Now, we can optimize this further by additional caching of individual
fields with the yaml so that we don’t have to traverse the entire AST
again if we have already accessed it once. Let’s add one more caching
field in FakerSettigns
:
fsCacheField :: (IORef (HM.HashMap CacheFieldKey (Vector Text)))

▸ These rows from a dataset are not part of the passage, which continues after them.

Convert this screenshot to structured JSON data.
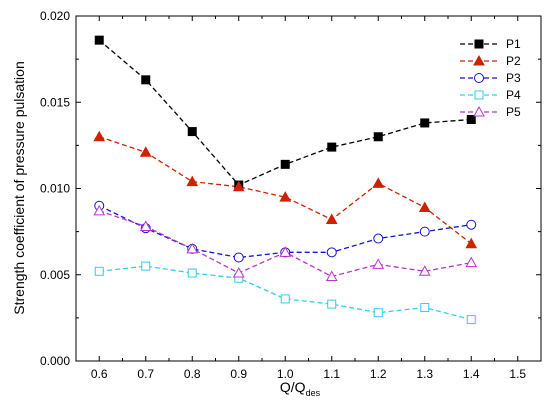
{
  "chart_data": {
    "type": "line",
    "title": "",
    "xlabel": "Q/Q",
    "xlabel_sub": "des",
    "ylabel": "Strength coefficient of pressure pulsation",
    "xlim": [
      0.55,
      1.55
    ],
    "ylim": [
      0.0,
      0.02
    ],
    "xticks": [
      "0.6",
      "0.7",
      "0.8",
      "0.9",
      "1.0",
      "1.1",
      "1.2",
      "1.3",
      "1.4",
      "1.5"
    ],
    "yticks": [
      "0.000",
      "0.005",
      "0.010",
      "0.015",
      "0.020"
    ],
    "grid": false,
    "legend_position": "top-right",
    "x": [
      0.6,
      0.7,
      0.8,
      0.9,
      1.0,
      1.1,
      1.2,
      1.3,
      1.4
    ],
    "series": [
      {
        "name": "P1",
        "color": "#000000",
        "marker": "square-filled",
        "values": [
          0.0186,
          0.0163,
          0.0133,
          0.0102,
          0.0114,
          0.0124,
          0.013,
          0.0138,
          0.014
        ]
      },
      {
        "name": "P2",
        "color": "#cc2200",
        "marker": "triangle-filled",
        "values": [
          0.013,
          0.0121,
          0.0104,
          0.0101,
          0.0095,
          0.0082,
          0.0103,
          0.0089,
          0.0068
        ]
      },
      {
        "name": "P3",
        "color": "#1515cc",
        "marker": "circle-open",
        "values": [
          0.009,
          0.0077,
          0.0065,
          0.006,
          0.0063,
          0.0063,
          0.0071,
          0.0075,
          0.0079
        ]
      },
      {
        "name": "P4",
        "color": "#33ccee",
        "marker": "square-open",
        "values": [
          0.0052,
          0.0055,
          0.0051,
          0.0048,
          0.0036,
          0.0033,
          0.0028,
          0.0031,
          0.0024
        ]
      },
      {
        "name": "P5",
        "color": "#bb33cc",
        "marker": "triangle-open",
        "values": [
          0.0087,
          0.0078,
          0.0065,
          0.0051,
          0.0063,
          0.0049,
          0.0056,
          0.0052,
          0.0057
        ]
      }
    ]
  }
}
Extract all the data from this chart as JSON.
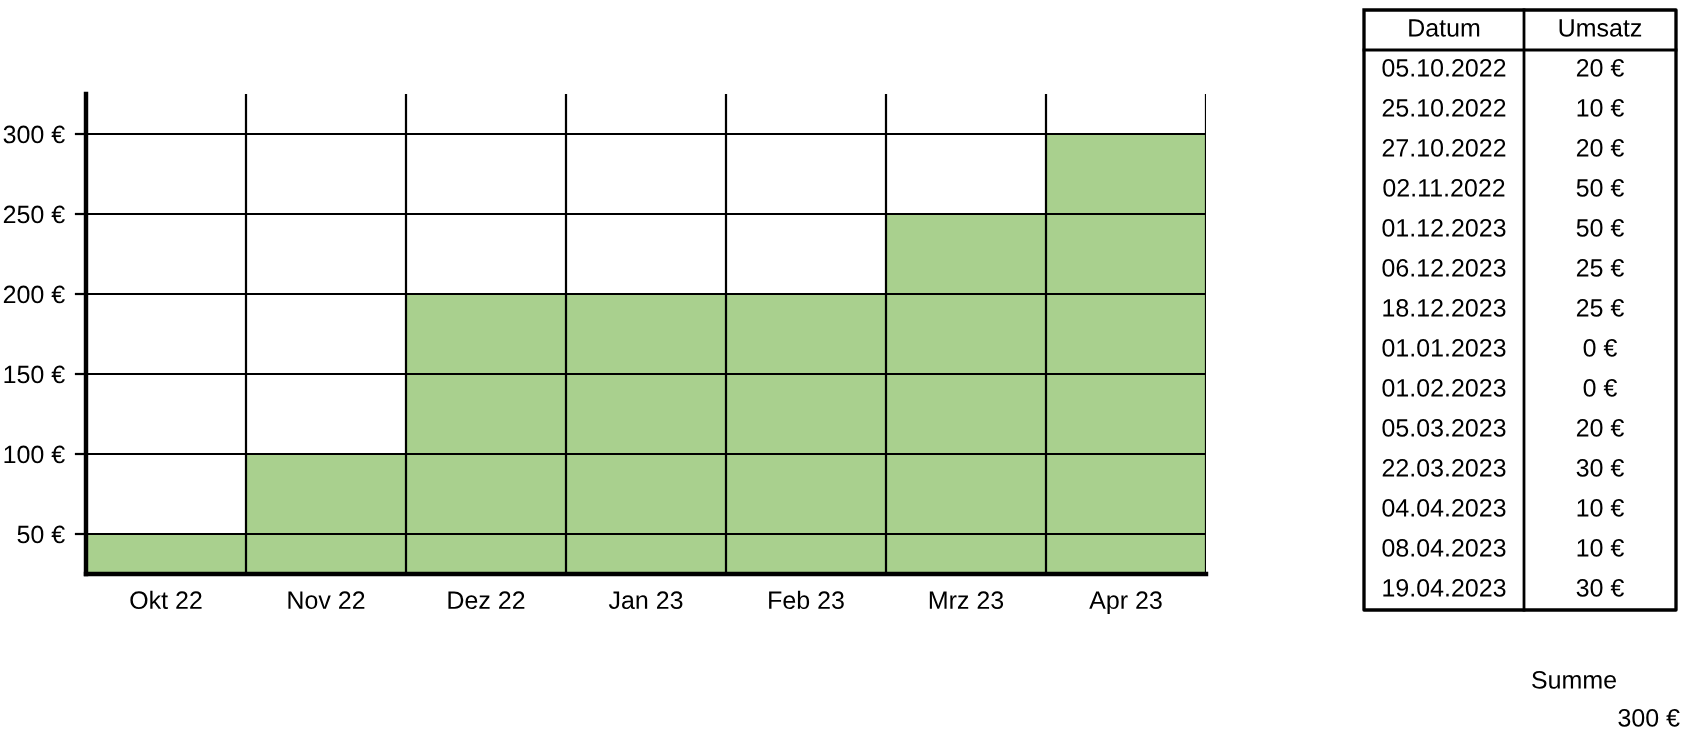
{
  "chart_data": [
    {
      "type": "bar",
      "categories": [
        "Okt 22",
        "Nov 22",
        "Dez 22",
        "Jan 23",
        "Feb 23",
        "Mrz 23",
        "Apr 23"
      ],
      "values": [
        50,
        100,
        200,
        200,
        200,
        250,
        300
      ],
      "color": "#a9d08e",
      "ylim": [
        25,
        325
      ],
      "yticks": [
        {
          "value": 50,
          "label": "50 €"
        },
        {
          "value": 100,
          "label": "100 €"
        },
        {
          "value": 150,
          "label": "150 €"
        },
        {
          "value": 200,
          "label": "200 €"
        },
        {
          "value": 250,
          "label": "250 €"
        },
        {
          "value": 300,
          "label": "300 €"
        }
      ],
      "grid": true
    },
    {
      "type": "other",
      "annotations": [
        "Datum",
        "Umsatz",
        "05.10.2022",
        "20 €",
        "25.10.2022",
        "10 €",
        "27.10.2022",
        "20 €",
        "02.11.2022",
        "50 €",
        "01.12.2023",
        "50 €",
        "06.12.2023",
        "25 €",
        "18.12.2023",
        "25 €",
        "01.01.2023",
        "0 €",
        "01.02.2023",
        "0 €",
        "05.03.2023",
        "20 €",
        "22.03.2023",
        "30 €",
        "04.04.2023",
        "10 €",
        "08.04.2023",
        "10 €",
        "19.04.2023",
        "30 €",
        "Summe",
        "300 €"
      ]
    }
  ]
}
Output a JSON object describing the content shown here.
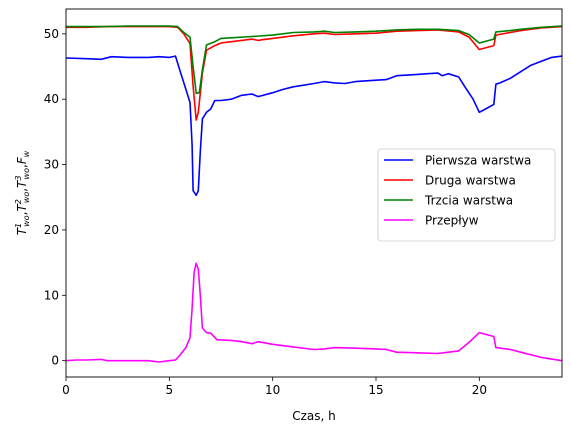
{
  "chart_data": {
    "type": "line",
    "xlabel": "Czas, h",
    "ylabel": "T_wo^1, T_wo^2, T_wo^3, F_w",
    "ylabel_parts": {
      "t1": "T",
      "t1_sup": "1",
      "t1_sub": "wo",
      "t2": "T",
      "t2_sup": "2",
      "t2_sub": "wo",
      "t3": "T",
      "t3_sup": "3",
      "t3_sub": "wo",
      "f": "F",
      "f_sub": "w",
      "sep": ","
    },
    "xlim": [
      0,
      24
    ],
    "ylim": [
      -2.5,
      53.8
    ],
    "xticks": [
      0,
      5,
      10,
      15,
      20
    ],
    "yticks": [
      0,
      10,
      20,
      30,
      40,
      50
    ],
    "grid": false,
    "legend_position": "center-right",
    "series": [
      {
        "name": "Pierwsza warstwa",
        "color": "#0000ff",
        "points": [
          [
            0,
            46.3
          ],
          [
            1,
            46.2
          ],
          [
            1.7,
            46.1
          ],
          [
            2.2,
            46.5
          ],
          [
            3,
            46.4
          ],
          [
            4,
            46.4
          ],
          [
            4.5,
            46.5
          ],
          [
            5,
            46.4
          ],
          [
            5.3,
            46.6
          ],
          [
            5.5,
            44.5
          ],
          [
            5.8,
            41.5
          ],
          [
            6.0,
            39.5
          ],
          [
            6.1,
            33
          ],
          [
            6.15,
            26
          ],
          [
            6.3,
            25.3
          ],
          [
            6.4,
            26
          ],
          [
            6.5,
            32
          ],
          [
            6.6,
            37
          ],
          [
            6.8,
            38
          ],
          [
            7.0,
            38.5
          ],
          [
            7.2,
            39.8
          ],
          [
            7.5,
            39.8
          ],
          [
            8,
            40.0
          ],
          [
            8.5,
            40.6
          ],
          [
            9,
            40.8
          ],
          [
            9.3,
            40.4
          ],
          [
            10,
            41.0
          ],
          [
            10.5,
            41.5
          ],
          [
            11,
            41.9
          ],
          [
            12,
            42.4
          ],
          [
            12.5,
            42.7
          ],
          [
            13,
            42.5
          ],
          [
            13.5,
            42.4
          ],
          [
            14,
            42.7
          ],
          [
            15,
            42.9
          ],
          [
            15.5,
            43.0
          ],
          [
            16,
            43.6
          ],
          [
            17,
            43.8
          ],
          [
            17.5,
            43.9
          ],
          [
            18,
            44.0
          ],
          [
            18.2,
            43.6
          ],
          [
            18.5,
            43.9
          ],
          [
            19,
            43.4
          ],
          [
            19.3,
            41.9
          ],
          [
            19.7,
            40.0
          ],
          [
            20,
            38.0
          ],
          [
            20.3,
            38.5
          ],
          [
            20.7,
            39.2
          ],
          [
            20.8,
            42.3
          ],
          [
            21,
            42.5
          ],
          [
            21.5,
            43.2
          ],
          [
            22,
            44.2
          ],
          [
            22.5,
            45.2
          ],
          [
            23,
            45.8
          ],
          [
            23.5,
            46.4
          ],
          [
            24,
            46.6
          ]
        ]
      },
      {
        "name": "Druga warstwa",
        "color": "#ff0000",
        "points": [
          [
            0,
            51.0
          ],
          [
            1,
            51.0
          ],
          [
            2,
            51.1
          ],
          [
            3,
            51.1
          ],
          [
            4,
            51.1
          ],
          [
            5,
            51.1
          ],
          [
            5.4,
            51.0
          ],
          [
            5.7,
            50.0
          ],
          [
            6.0,
            48.5
          ],
          [
            6.15,
            42
          ],
          [
            6.3,
            36.8
          ],
          [
            6.4,
            38
          ],
          [
            6.6,
            44
          ],
          [
            6.8,
            47.5
          ],
          [
            7.2,
            48.2
          ],
          [
            7.5,
            48.6
          ],
          [
            8,
            48.8
          ],
          [
            8.5,
            49.0
          ],
          [
            9,
            49.2
          ],
          [
            9.3,
            49.0
          ],
          [
            9.5,
            49.1
          ],
          [
            10,
            49.3
          ],
          [
            11,
            49.7
          ],
          [
            12,
            50.0
          ],
          [
            12.5,
            50.1
          ],
          [
            13,
            49.9
          ],
          [
            14,
            50.0
          ],
          [
            15,
            50.1
          ],
          [
            16,
            50.4
          ],
          [
            17,
            50.5
          ],
          [
            18,
            50.6
          ],
          [
            19,
            50.3
          ],
          [
            19.5,
            49.5
          ],
          [
            20,
            47.6
          ],
          [
            20.7,
            48.2
          ],
          [
            20.8,
            49.8
          ],
          [
            21.5,
            50.2
          ],
          [
            22,
            50.5
          ],
          [
            23,
            50.9
          ],
          [
            24,
            51.1
          ]
        ]
      },
      {
        "name": "Trzcia warstwa",
        "color": "#008000",
        "points": [
          [
            0,
            51.1
          ],
          [
            1,
            51.1
          ],
          [
            2,
            51.1
          ],
          [
            3,
            51.2
          ],
          [
            4,
            51.2
          ],
          [
            5,
            51.2
          ],
          [
            5.4,
            51.1
          ],
          [
            5.7,
            50.2
          ],
          [
            6.0,
            49.5
          ],
          [
            6.15,
            45
          ],
          [
            6.3,
            40.9
          ],
          [
            6.45,
            41
          ],
          [
            6.6,
            44.5
          ],
          [
            6.8,
            48.3
          ],
          [
            7.2,
            48.8
          ],
          [
            7.5,
            49.3
          ],
          [
            8,
            49.4
          ],
          [
            9,
            49.6
          ],
          [
            10,
            49.8
          ],
          [
            11,
            50.2
          ],
          [
            12,
            50.3
          ],
          [
            12.5,
            50.4
          ],
          [
            13,
            50.2
          ],
          [
            14,
            50.3
          ],
          [
            15,
            50.4
          ],
          [
            16,
            50.6
          ],
          [
            17,
            50.7
          ],
          [
            18,
            50.7
          ],
          [
            19,
            50.5
          ],
          [
            19.5,
            49.9
          ],
          [
            20,
            48.6
          ],
          [
            20.7,
            49.2
          ],
          [
            20.8,
            50.3
          ],
          [
            21.5,
            50.5
          ],
          [
            22,
            50.7
          ],
          [
            23,
            51.0
          ],
          [
            24,
            51.2
          ]
        ]
      },
      {
        "name": "Przepływ",
        "color": "#ff00ff",
        "points": [
          [
            0,
            0.0
          ],
          [
            0.5,
            0.1
          ],
          [
            1,
            0.1
          ],
          [
            1.7,
            0.2
          ],
          [
            2,
            0.0
          ],
          [
            3,
            0.0
          ],
          [
            4,
            0.0
          ],
          [
            4.5,
            -0.2
          ],
          [
            5,
            0.0
          ],
          [
            5.3,
            0.1
          ],
          [
            5.5,
            0.8
          ],
          [
            5.8,
            2.0
          ],
          [
            6.0,
            3.5
          ],
          [
            6.1,
            8
          ],
          [
            6.2,
            13.5
          ],
          [
            6.3,
            14.9
          ],
          [
            6.4,
            14
          ],
          [
            6.5,
            10
          ],
          [
            6.6,
            5.0
          ],
          [
            6.8,
            4.3
          ],
          [
            7.0,
            4.2
          ],
          [
            7.3,
            3.2
          ],
          [
            8,
            3.1
          ],
          [
            8.5,
            2.9
          ],
          [
            9,
            2.6
          ],
          [
            9.3,
            2.9
          ],
          [
            10,
            2.5
          ],
          [
            11,
            2.1
          ],
          [
            12,
            1.7
          ],
          [
            12.5,
            1.8
          ],
          [
            13,
            2.0
          ],
          [
            14,
            1.9
          ],
          [
            15,
            1.8
          ],
          [
            15.5,
            1.7
          ],
          [
            16,
            1.3
          ],
          [
            17,
            1.2
          ],
          [
            18,
            1.1
          ],
          [
            18.5,
            1.3
          ],
          [
            19,
            1.5
          ],
          [
            19.5,
            2.8
          ],
          [
            20,
            4.3
          ],
          [
            20.7,
            3.7
          ],
          [
            20.8,
            2.0
          ],
          [
            21.5,
            1.7
          ],
          [
            22,
            1.3
          ],
          [
            23,
            0.5
          ],
          [
            24,
            0.0
          ]
        ]
      }
    ]
  }
}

Now we need to modify the randomVec
function to check for the field
and use that if it’s present. Implementing the above logic gave a
slight performance boost:
benchmarked Email benchmark/single email
time 170.3 μs (169.4 μs .. 171.4 μs)
1.000 R² (0.999 R² .. 1.000 R²)
mean 169.3 μs (168.6 μs .. 170.1 μs)
std dev 2.401 μs (1.870 μs .. 3.800 μs)
benchmarked Email benchmark/thousand emails
time 456.3 μs (449.6 μs .. 468.0 μs)
0.998 R² (0.995 R² .. 1.000 R²)
mean 457.2 μs (455.3 μs .. 460.6 μs)
std dev 8.188 μs (5.352 μs .. 14.22 μs)
benchmarked Person benchmark/single person
time 13.59 ms (13.05 ms .. 13.98 ms)
0.997 R² (0.995 R² .. 1.000 R²)
mean 13.30 ms (13.20 ms .. 13.44 ms)
std dev 293.2 μs (207.5 μs .. 379.5 μs)
benchmarked Person benchmark/10 persons
time 22.28 ms (21.78 ms .. 22.86 ms)
0.996 R² (0.988 R² .. 0.999 R²)
mean 23.23 ms (22.98 ms .. 23.62 ms)
std dev 734.1 μs (464.7 μs .. 1.190 ms)
All these fixes have made into fakedata-0.3.0. One another potential
improvement which we can make is using the random number generator
from the splitmix package
instead of using StdGen
present in the random
package. According
to the benchmark reported by the package, it seems to be around 96%
faster than the random package. But when I tried to port it, I was hit
with this bug which
stopped me from further experimenting it. And that was our entire
workflow for improving the performance of the library.